No one takes on the existential, impossible-to-answer questions of making art quite as honestly and consistently as Rochelle Feinstein. A longtime professor at Yale who’s seen her painting career soar, then dip off the market radar, she knows whereof she speaks. Hopefully, she’ll get a leg up with this fine—if off-the-beaten-path— Williamsburg show. It’s full of deceptively slapdash paintings (plus a couple of installation pieces) that are so juicily cynical, they’re redemptive.
What’s more, Feinstein amps up her usual self-referential fare into a tougher arena: the vicissitudes of making art in wartime America. Take the darkly political triptych The Little Engine, for instance. In one panel, Feinstein appropriates an image of a bullet-ridden windshield from the Iraq War, rendering it in pretty sky blues and white; in a second, we get a sort-of-gorgeous abstraction composed solely of gold and silver leaf (precious metals are all the better for sales), while a third panel transcribes a quote by South African artist Zwelelu Mthethwa, a statement full of cogent references to social and global issues and how essential they are to 21st-century artists. You sense that Feinstein agrees with Mthethwa, but she also transcribes his name and words with a host of silly misspellings. In an imperfect world, artists make the best of what they’ve got. If you’ve got a sense of humor, better use that, too.
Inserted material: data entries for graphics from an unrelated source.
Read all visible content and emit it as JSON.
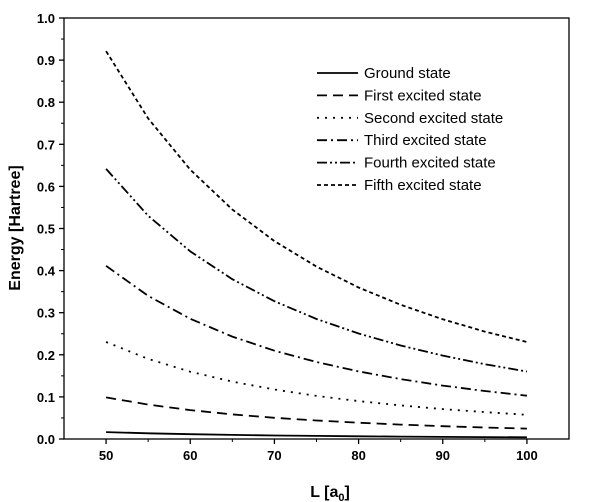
{
  "chart_data": {
    "type": "line",
    "xlabel": "L [a",
    "xlabel_sub": "0",
    "xlabel_end": "]",
    "ylabel": "Energy [Hartree]",
    "xlim": [
      45,
      105
    ],
    "ylim": [
      0.0,
      1.0
    ],
    "xticks": [
      "50",
      "60",
      "70",
      "80",
      "90",
      "100"
    ],
    "yticks": [
      "0.0",
      "0.1",
      "0.2",
      "0.3",
      "0.4",
      "0.5",
      "0.6",
      "0.7",
      "0.8",
      "0.9",
      "1.0"
    ],
    "legend_position": "top-right",
    "grid": false,
    "x": [
      50,
      55,
      60,
      65,
      70,
      75,
      80,
      85,
      90,
      95,
      100
    ],
    "series": [
      {
        "name": "Ground state",
        "style": "solid",
        "values": [
          0.0164,
          0.0136,
          0.0114,
          0.0097,
          0.0084,
          0.0073,
          0.0064,
          0.0057,
          0.0051,
          0.0045,
          0.0041
        ]
      },
      {
        "name": "First excited state",
        "style": "dash",
        "values": [
          0.0987,
          0.0816,
          0.0686,
          0.0584,
          0.0503,
          0.0439,
          0.0386,
          0.0342,
          0.0305,
          0.0273,
          0.0247
        ]
      },
      {
        "name": "Second excited state",
        "style": "dot",
        "values": [
          0.2303,
          0.1903,
          0.1599,
          0.1363,
          0.1175,
          0.1024,
          0.09,
          0.0797,
          0.0711,
          0.0638,
          0.0576
        ]
      },
      {
        "name": "Third excited state",
        "style": "dashdot",
        "values": [
          0.4112,
          0.3398,
          0.2856,
          0.2433,
          0.2098,
          0.1828,
          0.1606,
          0.1423,
          0.1269,
          0.1139,
          0.1028
        ]
      },
      {
        "name": "Fourth excited state",
        "style": "dashdotdot",
        "values": [
          0.6415,
          0.5302,
          0.4455,
          0.3796,
          0.3273,
          0.2851,
          0.2506,
          0.222,
          0.198,
          0.1777,
          0.1604
        ]
      },
      {
        "name": "Fifth excited state",
        "style": "shortdash",
        "values": [
          0.9212,
          0.7613,
          0.6397,
          0.5451,
          0.47,
          0.4094,
          0.3598,
          0.3187,
          0.2843,
          0.2552,
          0.2303
        ]
      }
    ]
  }
}
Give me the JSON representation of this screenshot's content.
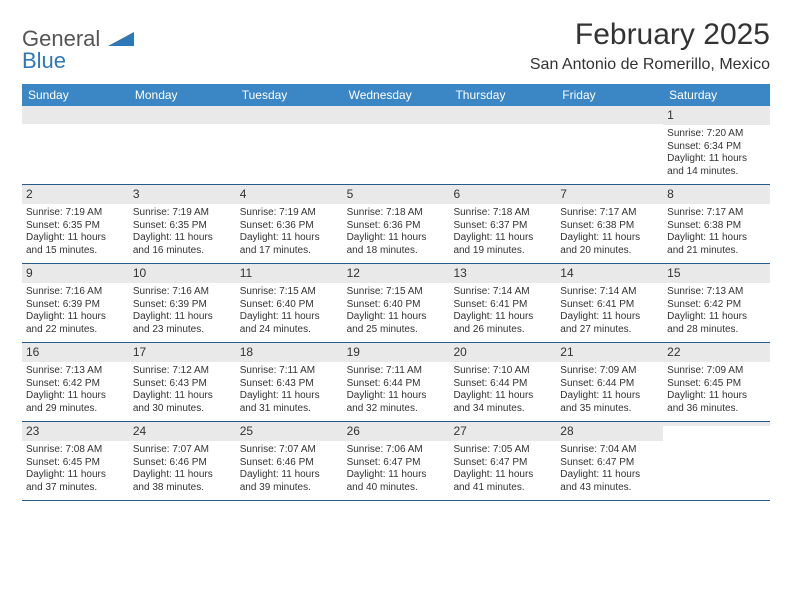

A strange visual theme is peppered throughout other work: a mirrored disco ball. Feinstein paints it onto the screens of a cluster of junky vintage TVs, all of them cacophonously playing real-time programs: election returns, game shows. Are real-world events just fodder for artistic narcissism, as implied by those mirror balls? Or maybe, on a more practical note, to any woman artist over 40, today’s competitive, youth-besotted art market (thanks, Yale) must look like one long, ridiculous dance marathon—last one left standing, wins.